Um den Zugang der Kirche von der Ortsstra­ße her zu erleich­tern, ist hier ein Aufgang zur Kirchen­ter­ras­se geplant, die sich auf dieser Seite in einer Breite von 2,5 m und breiter bis zum Querschiff hinzieht.

Als Bauma­te­ria­li­en sollen Anwen­dung finden zum Funda­ment:
Beton aus Klein­ge­schläg des in der Gegend anste­hen­den Jura;
zum Sockel: vorhan­de­ne Dolomit­qua­der der frühe­ren Kirche;
als Haustei­ne für die Vorder­fas­sa­de: Buntsand­stein aus der Gegend von Calw;
für die Archi­tek­tur­glie­der der sämtli­chen übrigen Fassa­den: Kunst­stein in der Farbe des oben erwähn­ten Buntsand­steins;
für die Gliede­run­gen, Säulen etc. der Innen­ar­chi­tek­tur: Schorn­dor­fer und Nieder­al­fin­ger Stuben­sand­stein;
zu den Fußbö­den: Böhmen­kirch­ner Kalkstein­plätt­chen; im Chor: Metla­cher Plättchen.

Für die Gewöl­be sind, soweit sie nicht aus Rapitz oder in Monier­sys­tem herge­stellt werden, Töpfe vorgesehen.

Die Holzde­cken sind aus gehobel­tem und gefaß­tem Tannen­holz herzu­stel­len, das als Natur­holz zu belas­sen und nur zu lackie­ren ist.

Das Kirchen­dach soll mit braunen glasier­ten Falzzie­geln einge­deckt werden und auf den Gräten rothe Kohlzie­gel erhalten.

Stutt­gart, den 15. Dezem­ber 1898
gez.

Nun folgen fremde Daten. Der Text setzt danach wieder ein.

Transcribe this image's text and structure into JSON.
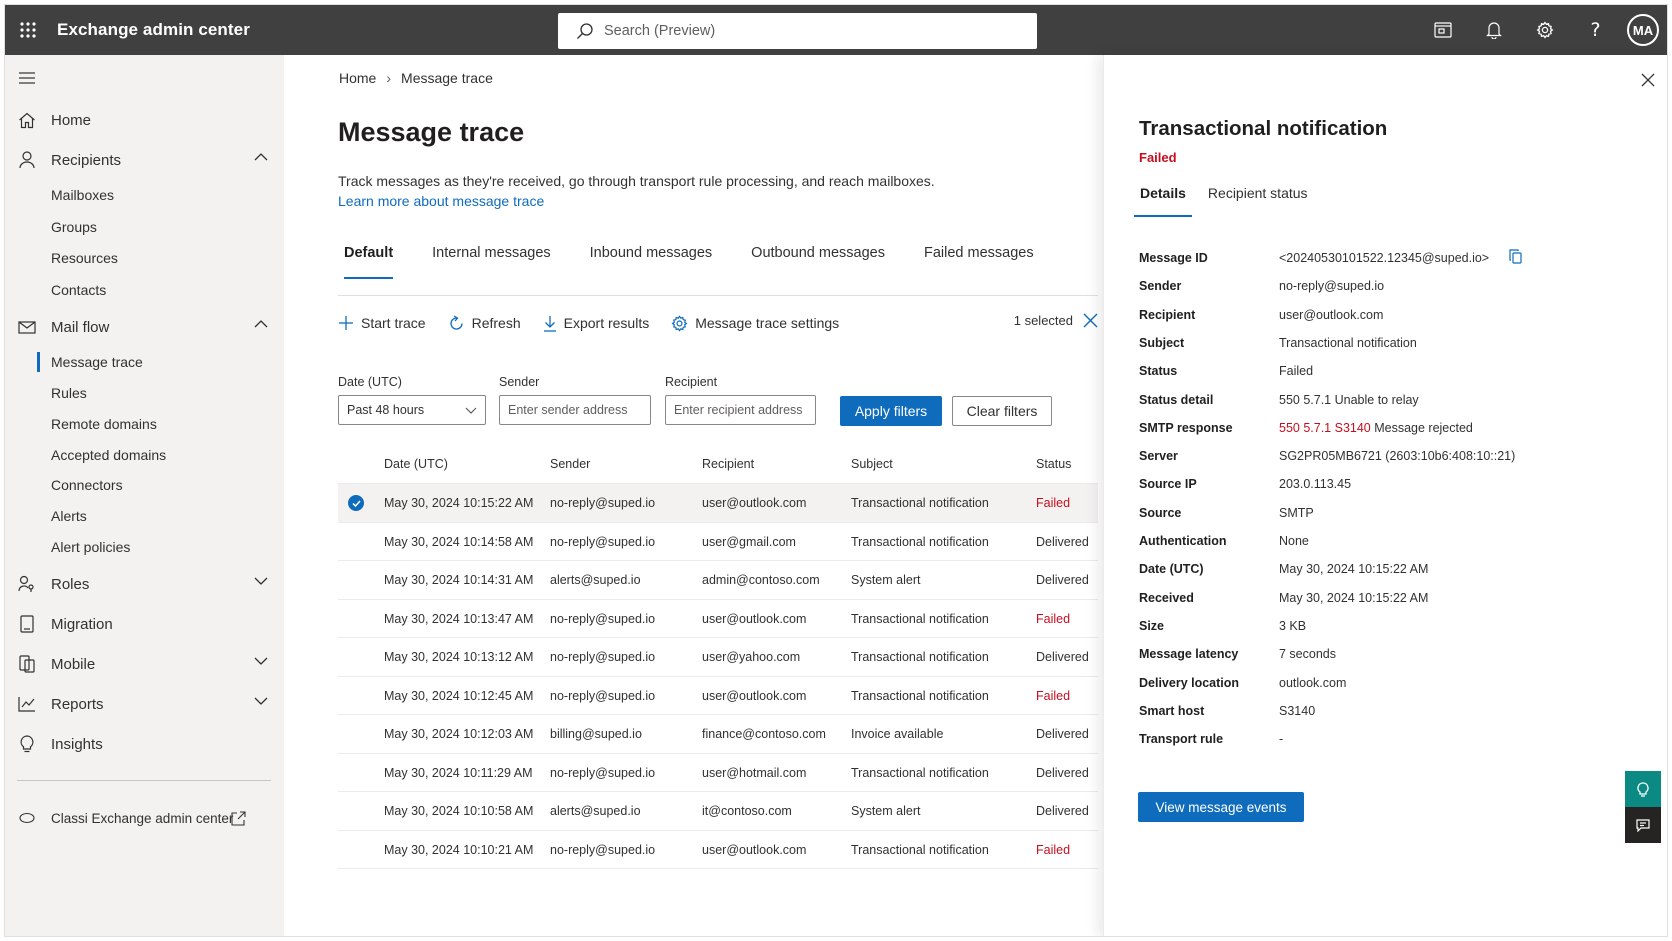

Beisbarth u. Früh
Archi­tek­ten

Der Turm ist in dieser Beschrei­bung, die wohl gleich­zei­tig mit unserer heuti­gen Abbil­dung entstand, also um 1898, ebenso nicht enthal­ten. Die Verän­de­rung des Turms, die in einer beacht­li­chen Verlän­ge­rung besteht, wurde zu einem späte­ren Zeitpunkt geplant.

Inter­es­sant ist, welche bauli­chen Maßnah­men nicht zum Zuge kamen, und welche inzwi­schen verän­dert wurden.